The flat panel detector

High Quality still and fluoroscopic images despite reduced X-ray radiation

Japan's first X-ray images were taken in 1896 - just months after Roentgen's discovery - by Professor Muraoka, of Kyoto University, and Genzo Shimadzu Jnr.

Over 100 Safire systems are already used in Japan
Over 100 Safire systems are already used in Japan

 110 years later, the company Shimadzu is well established in the global diagnostics arena with its computer tomography, digital subtraction angiography (DSA), cardiovascular systems, digital radiography & fluoroscopy systems, ultrasound and general radiography equipment. Recent developments include angiography systems with C-arm rotation speeds of up to 60 degrees/second, digital colour Doppler ultrasound units and mobile X-ray systems - and the Safire flat-panel detector (FPD), the world’s first large field flat panel detector to convert X-rays directly into electronic signals using amorphous selenium.
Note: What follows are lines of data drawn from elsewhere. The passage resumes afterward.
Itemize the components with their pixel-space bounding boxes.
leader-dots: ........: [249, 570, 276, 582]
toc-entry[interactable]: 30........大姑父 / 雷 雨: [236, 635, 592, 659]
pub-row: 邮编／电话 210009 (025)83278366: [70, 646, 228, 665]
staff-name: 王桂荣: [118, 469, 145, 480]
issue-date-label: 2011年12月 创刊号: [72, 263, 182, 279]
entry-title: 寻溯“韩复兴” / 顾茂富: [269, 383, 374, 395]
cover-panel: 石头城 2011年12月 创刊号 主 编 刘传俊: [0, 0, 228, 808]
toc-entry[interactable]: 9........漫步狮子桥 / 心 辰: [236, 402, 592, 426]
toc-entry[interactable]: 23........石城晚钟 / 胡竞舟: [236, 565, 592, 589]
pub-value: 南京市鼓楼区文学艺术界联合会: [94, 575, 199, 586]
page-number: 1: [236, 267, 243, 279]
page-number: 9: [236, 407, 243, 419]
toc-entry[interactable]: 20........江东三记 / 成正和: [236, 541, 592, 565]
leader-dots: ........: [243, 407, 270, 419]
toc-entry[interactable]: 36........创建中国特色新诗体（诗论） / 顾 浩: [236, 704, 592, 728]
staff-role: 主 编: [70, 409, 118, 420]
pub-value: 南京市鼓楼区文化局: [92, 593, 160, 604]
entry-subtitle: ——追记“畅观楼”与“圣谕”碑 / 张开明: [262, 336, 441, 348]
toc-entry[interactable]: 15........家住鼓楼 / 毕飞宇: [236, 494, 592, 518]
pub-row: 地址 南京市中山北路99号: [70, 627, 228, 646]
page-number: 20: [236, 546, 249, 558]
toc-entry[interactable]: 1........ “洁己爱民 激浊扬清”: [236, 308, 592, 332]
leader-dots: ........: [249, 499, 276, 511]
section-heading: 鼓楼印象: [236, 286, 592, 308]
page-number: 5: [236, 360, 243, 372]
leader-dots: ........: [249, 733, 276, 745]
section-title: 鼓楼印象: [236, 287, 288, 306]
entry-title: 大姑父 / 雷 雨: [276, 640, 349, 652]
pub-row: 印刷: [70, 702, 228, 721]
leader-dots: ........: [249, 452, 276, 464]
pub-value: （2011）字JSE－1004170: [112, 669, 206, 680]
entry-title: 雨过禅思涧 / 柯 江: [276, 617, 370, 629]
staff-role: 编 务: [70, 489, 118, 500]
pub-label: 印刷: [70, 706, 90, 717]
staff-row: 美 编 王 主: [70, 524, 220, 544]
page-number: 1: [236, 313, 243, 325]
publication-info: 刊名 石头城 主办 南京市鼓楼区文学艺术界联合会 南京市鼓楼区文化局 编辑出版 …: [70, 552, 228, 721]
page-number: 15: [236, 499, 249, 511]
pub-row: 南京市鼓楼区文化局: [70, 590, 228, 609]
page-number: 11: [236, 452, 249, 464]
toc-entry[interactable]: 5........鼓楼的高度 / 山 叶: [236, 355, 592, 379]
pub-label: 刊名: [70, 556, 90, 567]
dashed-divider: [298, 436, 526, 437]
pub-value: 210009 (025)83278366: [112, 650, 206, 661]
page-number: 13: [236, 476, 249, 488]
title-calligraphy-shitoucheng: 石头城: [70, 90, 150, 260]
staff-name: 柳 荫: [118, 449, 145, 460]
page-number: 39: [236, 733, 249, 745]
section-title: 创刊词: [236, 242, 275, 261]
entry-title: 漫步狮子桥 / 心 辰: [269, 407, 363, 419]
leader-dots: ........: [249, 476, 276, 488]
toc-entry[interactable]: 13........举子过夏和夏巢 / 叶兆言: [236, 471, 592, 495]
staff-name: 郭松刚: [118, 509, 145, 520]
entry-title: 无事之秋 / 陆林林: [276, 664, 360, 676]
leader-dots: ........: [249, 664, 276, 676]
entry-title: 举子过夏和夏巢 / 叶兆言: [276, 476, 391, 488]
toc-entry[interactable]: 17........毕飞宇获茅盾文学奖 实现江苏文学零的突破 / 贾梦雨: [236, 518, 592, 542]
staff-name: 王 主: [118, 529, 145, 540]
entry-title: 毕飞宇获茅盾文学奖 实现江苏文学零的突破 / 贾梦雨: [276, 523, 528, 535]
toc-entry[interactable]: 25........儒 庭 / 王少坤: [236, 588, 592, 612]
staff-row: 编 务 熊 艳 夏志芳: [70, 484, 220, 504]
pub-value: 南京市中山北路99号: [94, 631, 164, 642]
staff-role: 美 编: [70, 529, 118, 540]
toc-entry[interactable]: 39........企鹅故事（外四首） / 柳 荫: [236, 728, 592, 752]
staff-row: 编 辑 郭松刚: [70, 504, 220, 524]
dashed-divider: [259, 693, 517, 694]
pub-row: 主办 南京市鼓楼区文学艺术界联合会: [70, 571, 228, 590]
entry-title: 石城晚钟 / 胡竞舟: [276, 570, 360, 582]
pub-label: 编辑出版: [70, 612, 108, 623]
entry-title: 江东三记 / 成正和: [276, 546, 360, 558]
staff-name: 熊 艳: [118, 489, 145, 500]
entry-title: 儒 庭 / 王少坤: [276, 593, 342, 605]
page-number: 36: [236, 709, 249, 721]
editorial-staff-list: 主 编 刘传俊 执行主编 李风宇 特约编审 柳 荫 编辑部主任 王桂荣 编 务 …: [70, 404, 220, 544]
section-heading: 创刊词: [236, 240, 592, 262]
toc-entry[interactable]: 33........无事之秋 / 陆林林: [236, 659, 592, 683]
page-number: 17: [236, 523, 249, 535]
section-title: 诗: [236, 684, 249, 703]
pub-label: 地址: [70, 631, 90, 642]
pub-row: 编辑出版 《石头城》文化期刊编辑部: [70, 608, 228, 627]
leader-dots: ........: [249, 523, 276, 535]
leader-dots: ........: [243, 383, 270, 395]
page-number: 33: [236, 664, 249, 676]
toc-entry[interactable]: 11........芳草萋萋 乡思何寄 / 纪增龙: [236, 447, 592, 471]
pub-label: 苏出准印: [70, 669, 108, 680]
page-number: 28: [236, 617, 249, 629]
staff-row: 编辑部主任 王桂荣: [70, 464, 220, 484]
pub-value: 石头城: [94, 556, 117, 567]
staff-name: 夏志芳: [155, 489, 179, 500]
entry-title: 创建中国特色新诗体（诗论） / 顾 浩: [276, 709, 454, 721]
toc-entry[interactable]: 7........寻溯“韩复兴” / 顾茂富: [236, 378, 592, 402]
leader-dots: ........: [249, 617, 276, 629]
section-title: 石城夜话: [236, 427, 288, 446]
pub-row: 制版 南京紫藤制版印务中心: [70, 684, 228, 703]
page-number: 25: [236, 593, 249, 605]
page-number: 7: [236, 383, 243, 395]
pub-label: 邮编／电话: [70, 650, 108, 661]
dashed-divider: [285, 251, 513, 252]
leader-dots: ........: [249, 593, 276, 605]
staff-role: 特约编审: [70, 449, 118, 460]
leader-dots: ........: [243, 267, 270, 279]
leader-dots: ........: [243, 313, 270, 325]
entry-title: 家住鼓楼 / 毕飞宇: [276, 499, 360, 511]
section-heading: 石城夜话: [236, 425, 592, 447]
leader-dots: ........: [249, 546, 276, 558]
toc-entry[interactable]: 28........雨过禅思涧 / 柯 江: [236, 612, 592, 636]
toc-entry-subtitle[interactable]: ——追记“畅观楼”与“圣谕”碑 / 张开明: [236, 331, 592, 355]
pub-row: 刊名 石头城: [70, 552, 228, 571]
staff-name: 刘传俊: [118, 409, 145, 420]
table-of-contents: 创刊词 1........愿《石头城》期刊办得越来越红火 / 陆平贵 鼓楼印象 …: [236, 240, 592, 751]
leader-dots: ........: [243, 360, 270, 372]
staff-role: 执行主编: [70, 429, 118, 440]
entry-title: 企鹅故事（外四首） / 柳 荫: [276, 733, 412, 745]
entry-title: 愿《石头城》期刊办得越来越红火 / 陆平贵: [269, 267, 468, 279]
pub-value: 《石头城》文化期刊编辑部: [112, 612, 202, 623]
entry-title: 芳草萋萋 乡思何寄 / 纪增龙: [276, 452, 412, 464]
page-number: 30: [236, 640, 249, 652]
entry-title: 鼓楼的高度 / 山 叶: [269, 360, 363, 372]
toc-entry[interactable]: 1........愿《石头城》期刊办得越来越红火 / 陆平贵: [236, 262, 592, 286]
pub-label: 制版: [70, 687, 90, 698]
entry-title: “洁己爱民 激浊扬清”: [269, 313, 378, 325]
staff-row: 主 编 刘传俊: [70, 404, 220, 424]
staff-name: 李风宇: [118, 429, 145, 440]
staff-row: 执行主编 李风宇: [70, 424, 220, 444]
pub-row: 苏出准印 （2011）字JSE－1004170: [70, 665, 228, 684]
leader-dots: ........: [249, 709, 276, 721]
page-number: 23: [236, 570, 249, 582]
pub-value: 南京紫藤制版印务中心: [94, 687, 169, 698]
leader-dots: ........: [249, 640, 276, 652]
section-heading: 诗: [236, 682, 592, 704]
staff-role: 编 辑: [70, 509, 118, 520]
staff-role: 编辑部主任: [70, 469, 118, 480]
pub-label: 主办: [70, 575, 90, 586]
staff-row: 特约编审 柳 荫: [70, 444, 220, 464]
Available in two sizes (9x9 inches and 17x17 inches), Safire’s top layer is an X-ray conversion film. When X-rays pass through a patient’s body, this uses amorphous selenium to convert the X-rays directly into electric signals. A TFT (thin-film transistor) array then picks up the signal from each pixel and immediately transfers it to the processing system, to create clearer high-resolution images with less signal deterioration than those from an indirect-conversion flat panel. Noise is also reduced and dosage exposure is ‘dramatically reduced’, Shimadzu points out. With greater sensitivity than conventional X-ray films, Safire can produce still and fluoroscopic images that are qualitatively equal to, or better than film, even when the X-ray radiation emission is reduced from half to a third of a conventional X-ray examination.

For these reasons the firm predicts: ‘Current image amplifier technology, inferior in image quality and dose efficiency, will soon become obsolete.’